C'est ce que viennent en effet de confirmer deux études indépendantes financées par l'Agence étasunienne de l'environnement EPA et par l'Etat de Californie. Même après le retrait des piles, on trouve encore dans ces appareils du plomb, de l'arsenic, du cadmium et d'autres toxiques s'accumulant durablement dans l'organisme, connus sous le terme de TBP (toxiques bio-accumulables persistants). Les TBP sont particulièrement dangereux pour l'homme parce qu'ils sont stockés par les tissus gras des animaux. En suivant la chaîne alimentaire, ils se concentrent dans notre alimentation et notre organisme. Selon l'EPA, «les TBP sont associés à un ensemble d'atteintes à la santé humaine, dont des dégâts au système nerveux et reproductif, des problèmes de croissance, des cancers et des impacts génétiques». Que faire alors des vieux modèles de natels? Les jeter? Les neutraliser? Les récupérer? Deux filières de collecte solidaires existent déjà en Suisse pour expédier les portables usagés aux populations défavorisées du Sud (lire encadré), alors que la question reste pour l'heure très controversée et que, marketing oblige, les consommateurs restent largement sous-informés sur la nocivité des appareils qu'ils tiennent en main.
Souvent invoqué pour se donner bonne conscience, le recyclage des natels usagés pose problème. On sait en effet que les exportations de déchets toxiques hors des pays les plus développés (pays membres de l'OCDE) sont en principe interdites par la Convention de Bâle. Seulement voilà: l'industrie n'est juridiquement pas responsable envers le public pour les effets secondaires de ses produits.
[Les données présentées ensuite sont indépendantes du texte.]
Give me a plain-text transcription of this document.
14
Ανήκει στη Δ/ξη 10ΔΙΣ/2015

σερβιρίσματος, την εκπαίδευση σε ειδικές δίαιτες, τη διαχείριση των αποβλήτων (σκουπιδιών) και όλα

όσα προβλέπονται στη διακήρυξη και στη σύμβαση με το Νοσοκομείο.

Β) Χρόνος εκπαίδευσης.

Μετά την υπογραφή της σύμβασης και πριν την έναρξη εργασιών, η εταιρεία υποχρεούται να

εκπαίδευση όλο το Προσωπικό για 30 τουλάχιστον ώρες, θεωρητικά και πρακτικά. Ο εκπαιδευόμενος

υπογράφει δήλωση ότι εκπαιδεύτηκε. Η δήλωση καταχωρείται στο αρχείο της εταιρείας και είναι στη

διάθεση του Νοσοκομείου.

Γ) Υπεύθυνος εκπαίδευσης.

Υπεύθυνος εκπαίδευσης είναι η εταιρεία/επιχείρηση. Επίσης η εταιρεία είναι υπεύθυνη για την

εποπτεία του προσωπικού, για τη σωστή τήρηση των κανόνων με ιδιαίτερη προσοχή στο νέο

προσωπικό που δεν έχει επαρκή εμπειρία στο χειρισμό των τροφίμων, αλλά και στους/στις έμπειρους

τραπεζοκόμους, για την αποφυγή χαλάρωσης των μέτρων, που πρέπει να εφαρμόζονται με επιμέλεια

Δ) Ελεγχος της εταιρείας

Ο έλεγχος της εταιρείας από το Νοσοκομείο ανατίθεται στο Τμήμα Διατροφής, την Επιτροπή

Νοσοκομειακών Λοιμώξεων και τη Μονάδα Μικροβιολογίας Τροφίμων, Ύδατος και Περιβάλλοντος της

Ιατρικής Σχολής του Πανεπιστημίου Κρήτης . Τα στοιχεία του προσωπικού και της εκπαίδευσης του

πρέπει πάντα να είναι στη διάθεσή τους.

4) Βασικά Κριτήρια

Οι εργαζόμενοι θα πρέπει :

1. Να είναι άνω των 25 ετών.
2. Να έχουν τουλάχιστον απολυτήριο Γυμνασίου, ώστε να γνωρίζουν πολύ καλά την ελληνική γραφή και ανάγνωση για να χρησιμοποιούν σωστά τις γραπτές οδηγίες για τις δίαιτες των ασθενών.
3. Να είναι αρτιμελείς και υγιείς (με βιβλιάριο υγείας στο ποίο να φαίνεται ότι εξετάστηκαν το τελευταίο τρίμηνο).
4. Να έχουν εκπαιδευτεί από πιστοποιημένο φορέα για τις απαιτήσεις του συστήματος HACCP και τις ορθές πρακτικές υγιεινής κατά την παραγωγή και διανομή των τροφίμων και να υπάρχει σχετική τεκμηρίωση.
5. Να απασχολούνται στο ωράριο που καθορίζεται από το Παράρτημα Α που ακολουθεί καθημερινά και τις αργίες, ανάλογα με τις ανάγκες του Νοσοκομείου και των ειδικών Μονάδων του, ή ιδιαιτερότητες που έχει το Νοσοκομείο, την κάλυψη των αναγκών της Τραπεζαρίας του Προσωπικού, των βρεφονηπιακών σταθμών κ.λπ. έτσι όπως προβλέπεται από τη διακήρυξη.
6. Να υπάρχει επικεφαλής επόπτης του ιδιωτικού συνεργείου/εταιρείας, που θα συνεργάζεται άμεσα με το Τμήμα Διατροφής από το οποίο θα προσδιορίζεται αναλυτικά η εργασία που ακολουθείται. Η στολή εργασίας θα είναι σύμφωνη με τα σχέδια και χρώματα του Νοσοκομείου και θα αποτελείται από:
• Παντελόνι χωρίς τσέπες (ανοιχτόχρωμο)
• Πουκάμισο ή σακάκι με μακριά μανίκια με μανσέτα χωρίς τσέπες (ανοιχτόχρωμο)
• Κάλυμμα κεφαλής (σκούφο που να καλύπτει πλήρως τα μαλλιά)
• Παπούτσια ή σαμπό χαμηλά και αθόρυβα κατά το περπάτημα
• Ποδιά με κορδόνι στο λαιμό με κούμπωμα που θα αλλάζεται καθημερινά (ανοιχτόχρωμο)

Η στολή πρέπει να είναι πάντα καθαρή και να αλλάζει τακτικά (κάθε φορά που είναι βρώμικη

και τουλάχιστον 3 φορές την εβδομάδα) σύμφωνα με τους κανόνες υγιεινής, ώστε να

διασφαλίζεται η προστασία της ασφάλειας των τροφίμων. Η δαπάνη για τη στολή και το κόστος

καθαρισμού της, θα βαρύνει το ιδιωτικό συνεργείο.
Et jusqu'à présent, les pays ayant de gros intérêts dans l'industrie des télécommunications – dont la Suisse – sont parvenus à empêcher la classification des téléphones portables parmi les déchets toxiques (lire ci-dessous).

CRIME ORGANISÉ

Enfin, même si les Etats-Unis – le plus gros pollueur de la planète – donnaient pour une fois l'exemple en ratifiant une interdiction d'exporter de tels déchets, la Convention ne disposerait pas de moyens pour empêcher ces exportations illégales. Surtout quand les trafics sont menés de façon massive, et par le crime organisé, comme le confirme Pierre Portas, coordinateur technique du Secrétariat de la Convention de Bâle. Parallèlement aux organisations d'entraide expédiant des téléphones portables à l'étranger au nom de la solidarité internationale, «la plupart des infractions sont le fait d'intermédiaires, agissant pour les exportateurs de déchets. Ces trafics sont le fait de gens capables de blanchir l'argent, sécuriser un entrepôt, affréter des navires pouvant transporter 15 000 tonnes de déchets...»
Aux USA, un rapport de l'ONG spécialisée dans le trafic de déchets toxiques BAN (Basel Action Network) révèle que 80% des déchets électroniques collectés sont en fait exportés vers le Pakistan, l'Inde et la Chine. C'est bien connu: leurs gouvernements ne sont pas très regardants en matière de normes anti-pollution.

POUBELLES DU SUD

Lors d'une réunion internationale sur la gestion des déchets toxiques qui s'est tenue a Genève en avril, des délégués de Colombie, du Nigeria, du Brésil, du Botswana, de l'Ouganda, de Namibie et du Kenya ont tous pris la parole pour exprimer leur inquiétude face aux quantités croissantes de déchets électroniques qui affluent vers leur pays. Si l'usage généralisé des téléphones portables est pour l'instant l'apanage des pays riches, les pays pauvres reçoivent quant à eux la majeure partie des rebuts.
Drôle de monde. Certains spécialistes prédisaient que l'apparition des portables miniaturisés symbolisait «le passage à une économie devenue immatérielle, faite de consommateurs dépensant des parts croissantes de leurs revenus pour des services (voyages, communications, produits culturels) plutôt que pour des produits matériels issus de l'industrie lourde». Aujourd'hui, le réveil est brutal: les natels ont envahi la Suisse par millions, la planète par centaines de millions. Ils forment à eux seuls quelques dizaines de milliers de tonnes de déchets, qui pèsent lourd sur l'environnement et la santé des riverains.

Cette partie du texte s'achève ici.